I am working in a MATLAB algorithm that it is solved on a GPU using CUBLAS. All works almost OK, but I need to implement some matrix computations that are not implemented in CUBLAS. Then my question is

How to do this? I suppose that I must mix CUDA/CUBLAS, but I dont know how to do this.

You can mix up the launching of different kernels and cublas functions in the same program. Write a separate kernel that does the matrix computations you want and use cublas for the other functions. Yes, you can exchange data and pointers from your kernel to a cublas function. Just be careful about where the cublas functions returns the values to. For eg, the cublasSDot returns a float to the cpu. If you try to write that output to a location on the GPU you will get errors.

Do you know how can I see code to do this?. For example, it could be good, to have the CUBLAS sources…My idea is to do the kernel in a similar way as CUBLAS does, to maintain the good performance of CUBLAS.

Cublas Source code was available for version 1.1 - you can search the forums for it. I am not sure if the latest version’s source code is available. IMO you do not need to worry about coding it similar to CUBLAS. Just write the kernel in such a way that you are utilising the memory bandwidth efficiently and are launching enough number of threads so that all multiprocessors are busy. If you need further optimization you can look at volkov’s papers. I would say it is better to write the code in your own way instead of following the CUBLAS source structure.

Expanding upon this, since your question seems to be answered already…

When using CUBLAS, the vector or matrix is added to GPU memory, and then remains there until you free the device memory and shutdown CUBLAS. If my matrix is put on the GPU using cublas, can I access that matrix with a CUDA kernel just by it’s data pointer that is used for CUBLAS calls? Or is there extra formatting stored with the matrix when using CUBLAS?

For instance, if I wanted to:

allocate a vector and matrix and store them to the GPU memory with CUBLAS

multiply them with a kernel that I write myself

read matrix from GPU memory back to host using CUBLAS

You can do that. The CUBLAS memory management functions (alloc, free, set, get) are just wrapper functions for the standard CUDA runtime API equivalents, and “CUBLAS pointers” are just regular GPU global memory pointers. There isn’t anything special about them. Almost without exception, the runtime API and your own kernels can be used interchangeably with CUBLAS functions.

The CUBLAS source is restricted to registered NVIDIA developers (and the current source release is rather out of data anyway). The current CUBLAS sgemm() implementation is (as I understand it), and wrapper around this kernel code written by Vasily Volkov from Berkeley. That might be enough to get going with.

I havea similar problem to the one of the original poster. My code is supposed to solve an equation interatively by calling a an update function until convergence is achieved.

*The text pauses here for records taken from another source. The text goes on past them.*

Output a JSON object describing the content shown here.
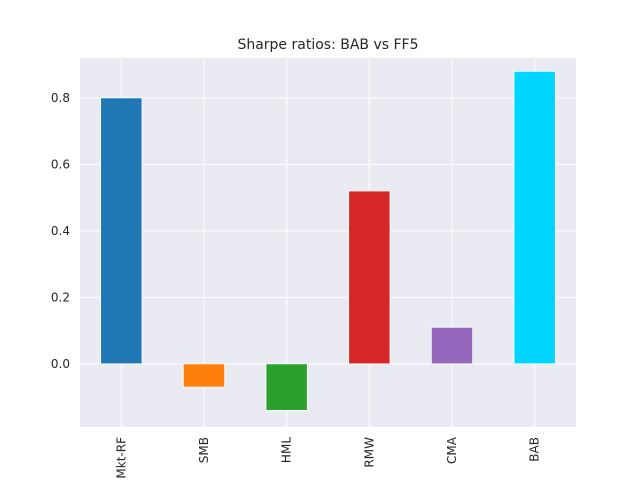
{
  "chart_data": {
    "type": "bar",
    "title": "Sharpe ratios: BAB vs FF5",
    "xlabel": "",
    "ylabel": "",
    "categories": [
      "Mkt-RF",
      "SMB",
      "HML",
      "RMW",
      "CMA",
      "BAB"
    ],
    "values": [
      0.8,
      -0.07,
      -0.14,
      0.52,
      0.11,
      0.88
    ],
    "colors": [
      "#1f77b4",
      "#ff7f0e",
      "#2ca02c",
      "#d62728",
      "#9467bd",
      "#00d5ff"
    ],
    "ylim": [
      -0.19,
      0.92
    ],
    "yticks": [
      0.0,
      0.2,
      0.4,
      0.6,
      0.8
    ],
    "ytick_labels": [
      "0.0",
      "0.2",
      "0.4",
      "0.6",
      "0.8"
    ],
    "grid": true,
    "background": "#eaeaf2"
  }
}
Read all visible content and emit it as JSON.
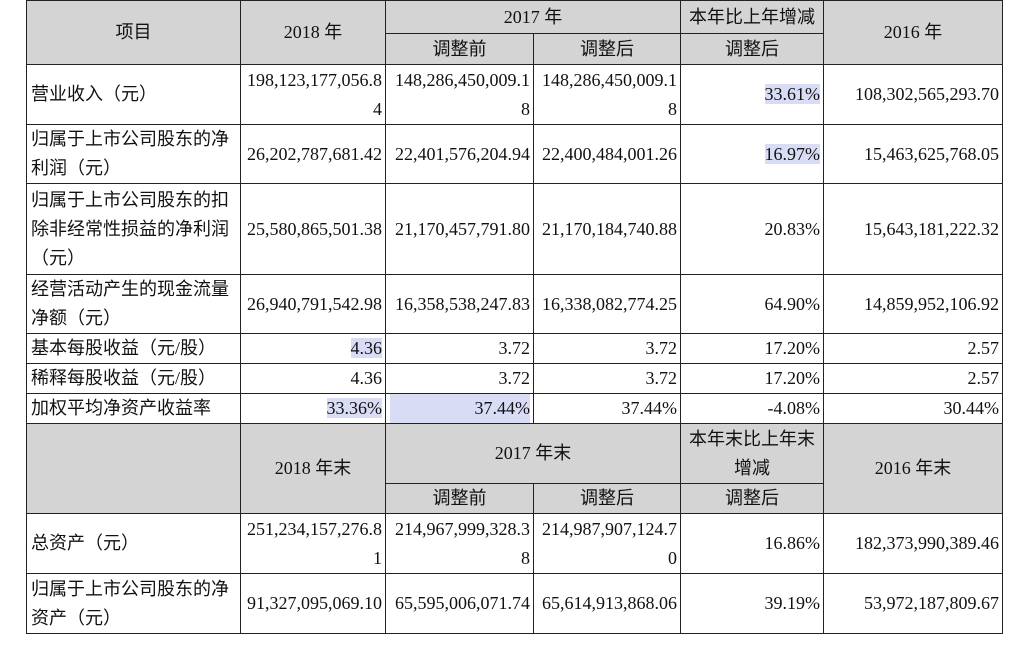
{
  "header1": {
    "item": "项目",
    "y2018": "2018 年",
    "y2017": "2017 年",
    "change": "本年比上年增减",
    "y2016": "2016 年",
    "before_adj": "调整前",
    "after_adj": "调整后",
    "change_after": "调整后"
  },
  "rows1": [
    {
      "label": "营业收入（元）",
      "v2018": "198,123,177,056.84",
      "v2017a": "148,286,450,009.18",
      "v2017b": "148,286,450,009.18",
      "chg": "33.61%",
      "v2016": "108,302,565,293.70"
    },
    {
      "label": "归属于上市公司股东的净利润（元）",
      "v2018": "26,202,787,681.42",
      "v2017a": "22,401,576,204.94",
      "v2017b": "22,400,484,001.26",
      "chg": "16.97%",
      "v2016": "15,463,625,768.05"
    },
    {
      "label": "归属于上市公司股东的扣除非经常性损益的净利润（元）",
      "v2018": "25,580,865,501.38",
      "v2017a": "21,170,457,791.80",
      "v2017b": "21,170,184,740.88",
      "chg": "20.83%",
      "v2016": "15,643,181,222.32"
    },
    {
      "label": "经营活动产生的现金流量净额（元）",
      "v2018": "26,940,791,542.98",
      "v2017a": "16,358,538,247.83",
      "v2017b": "16,338,082,774.25",
      "chg": "64.90%",
      "v2016": "14,859,952,106.92"
    },
    {
      "label": "基本每股收益（元/股）",
      "v2018": "4.36",
      "v2017a": "3.72",
      "v2017b": "3.72",
      "chg": "17.20%",
      "v2016": "2.57"
    },
    {
      "label": "稀释每股收益（元/股）",
      "v2018": "4.36",
      "v2017a": "3.72",
      "v2017b": "3.72",
      "chg": "17.20%",
      "v2016": "2.57"
    },
    {
      "label": "加权平均净资产收益率",
      "v2018": "33.36%",
      "v2017a": "37.44%",
      "v2017b": "37.44%",
      "chg": "-4.08%",
      "v2016": "30.44%"
    }
  ],
  "header2": {
    "y2018": "2018 年末",
    "y2017": "2017 年末",
    "change": "本年末比上年末增减",
    "y2016": "2016 年末",
    "before_adj": "调整前",
    "after_adj": "调整后",
    "change_after": "调整后"
  },
  "rows2": [
    {
      "label": "总资产（元）",
      "v2018": "251,234,157,276.81",
      "v2017a": "214,967,999,328.38",
      "v2017b": "214,987,907,124.70",
      "chg": "16.86%",
      "v2016": "182,373,990,389.46"
    },
    {
      "label": "归属于上市公司股东的净资产（元）",
      "v2018": "91,327,095,069.10",
      "v2017a": "65,595,006,071.74",
      "v2017b": "65,614,913,868.06",
      "chg": "39.19%",
      "v2016": "53,972,187,809.67"
    }
  ]
}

The fucntion update implies the following:

a vector vector divion by elements dummy[i]=cr[i]/m1[i]

a matrix vector multiplications ck[i]=sum_along_j(H[i][j]*dummy[j]

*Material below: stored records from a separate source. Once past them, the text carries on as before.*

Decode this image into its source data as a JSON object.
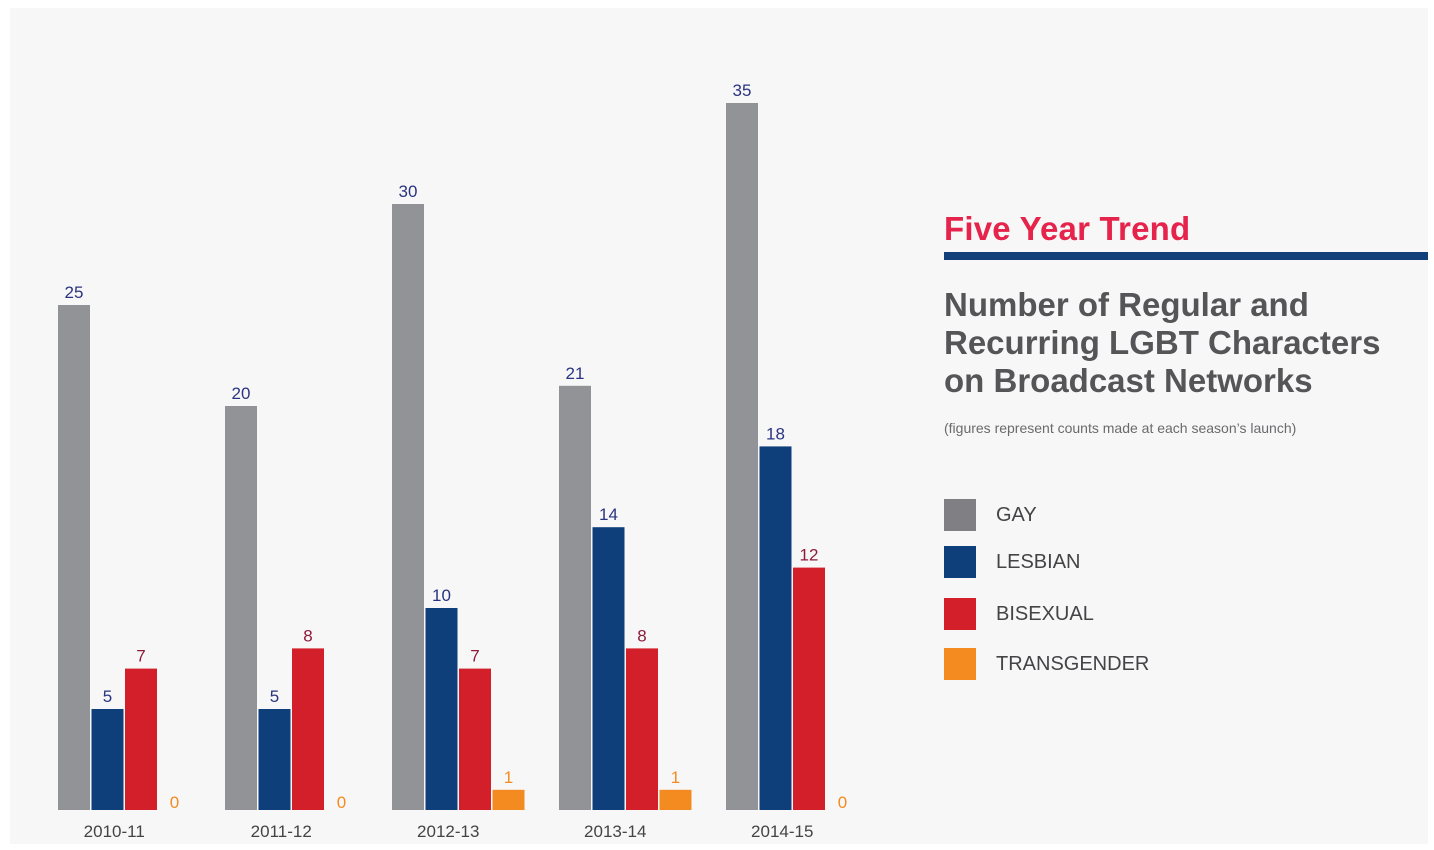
{
  "chart_data": {
    "type": "bar",
    "categories": [
      "2010-11",
      "2011-12",
      "2012-13",
      "2013-14",
      "2014-15"
    ],
    "series": [
      {
        "name": "GAY",
        "values": [
          25,
          20,
          30,
          21,
          35
        ],
        "color": "#929396",
        "label_color": "#2a3480"
      },
      {
        "name": "LESBIAN",
        "values": [
          5,
          5,
          10,
          14,
          18
        ],
        "color": "#0f3f7b",
        "label_color": "#2a3480"
      },
      {
        "name": "BISEXUAL",
        "values": [
          7,
          8,
          7,
          8,
          12
        ],
        "color": "#d21f2a",
        "label_color": "#8e1b3c"
      },
      {
        "name": "TRANSGENDER",
        "values": [
          0,
          0,
          1,
          1,
          0
        ],
        "color": "#f48b20",
        "label_color": "#f48b20"
      }
    ],
    "ylim": [
      0,
      35
    ],
    "grid": false,
    "data_labels": true,
    "legend_position": "right"
  },
  "header": {
    "trend_title": "Five Year Trend",
    "subtitle_lines": [
      "Number of Regular and",
      "Recurring LGBT Characters",
      "on Broadcast Networks"
    ],
    "note": "(figures represent counts made at each season’s launch)"
  },
  "legend": [
    {
      "label": "GAY",
      "color": "#808084"
    },
    {
      "label": "LESBIAN",
      "color": "#0f3f7b"
    },
    {
      "label": "BISEXUAL",
      "color": "#d21f2a"
    },
    {
      "label": "TRANSGENDER",
      "color": "#f48b20"
    }
  ],
  "colors": {
    "title_accent": "#e5234b",
    "rule": "#103f7a",
    "axis_text": "#444447"
  }
}
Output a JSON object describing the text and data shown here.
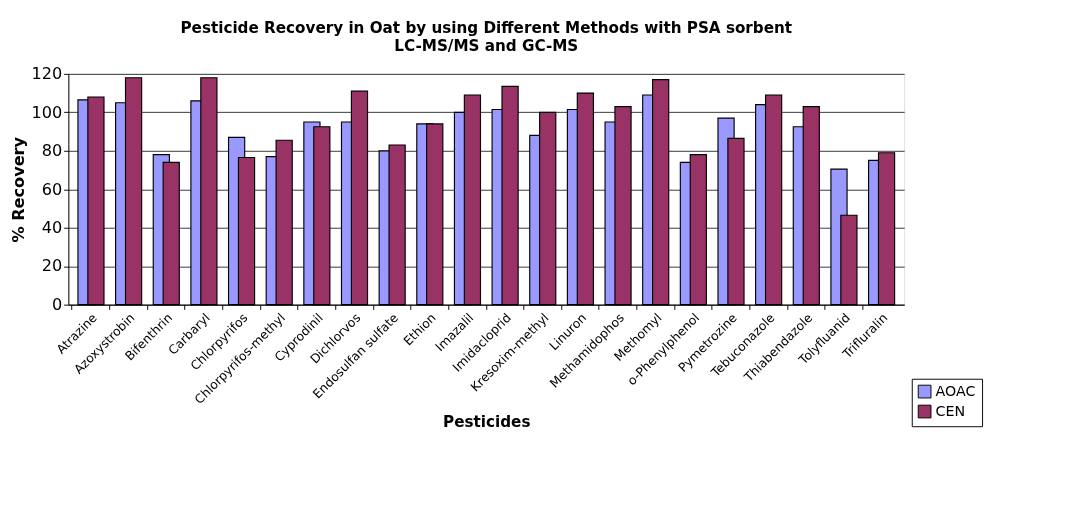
{
  "chart_data": {
    "type": "bar",
    "title": "Pesticide Recovery in Oat by using Different Methods with PSA sorbent",
    "subtitle": "LC-MS/MS and GC-MS",
    "xlabel": "Pesticides",
    "ylabel": "% Recovery",
    "categories": [
      "Atrazine",
      "Azoxystrobin",
      "Bifenthrin",
      "Carbaryl",
      "Chlorpyrifos",
      "Chlorpyrifos-methyl",
      "Cyprodinil",
      "Dichlorvos",
      "Endosulfan sulfate",
      "Ethion",
      "Imazalil",
      "Imidacloprid",
      "Kresoxim-methyl",
      "Linuron",
      "Methamidophos",
      "Methomyl",
      "o-Phenylphenol",
      "Pymetrozine",
      "Tebuconazole",
      "Thiabendazole",
      "Tolyfluanid",
      "Trifluralin"
    ],
    "series": [
      {
        "name": "AOAC",
        "color": "#9999ff",
        "values": [
          106.5,
          105,
          78,
          106,
          87,
          77,
          95,
          95,
          80,
          94,
          100,
          101.5,
          88,
          101.5,
          95,
          109,
          74,
          97,
          104,
          92.5,
          70.5,
          75
        ]
      },
      {
        "name": "CEN",
        "color": "#993366",
        "values": [
          108,
          118,
          74,
          118,
          76.5,
          85.5,
          92.5,
          111,
          83,
          94,
          109,
          113.5,
          100,
          110,
          103,
          117,
          78,
          86.5,
          109,
          103,
          46.5,
          79
        ]
      }
    ],
    "ylim": [
      0,
      120
    ],
    "yticks": [
      0,
      20,
      40,
      60,
      80,
      100,
      120
    ],
    "grid": "y",
    "legend": "bottom right"
  }
}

vector vector multplication by each element ck[i]=k[i]*m2[i]

new vector calculated dk[i]=k[i]*k[i]/(1-k[i])

a vector vector divion by elements kdummy[i]=dk[i]/21[i]

a matrix matrix multiplicationc dr[i]=sum_along_j(H[i][j]*kdummy[j]

vector vector multplication by each element dr[i]=dr[i]*m1[i]

newc[i]=some function of dr[i]

Does this imply that I have to do something like this? Define several kernels and call them in comabination with the cublas function?

kernel 1

cublas

kernel 2

kernel 3

kernel 4

cublas

kernel 2

kernel 5

Steps 1-8 have to be executed for about 10k -20k times to achieve convergence. Is it possible to have 5 kernels and call them togher with the cublas matri-vector multiplicatoin commands over and over without having to transfer any data to the host?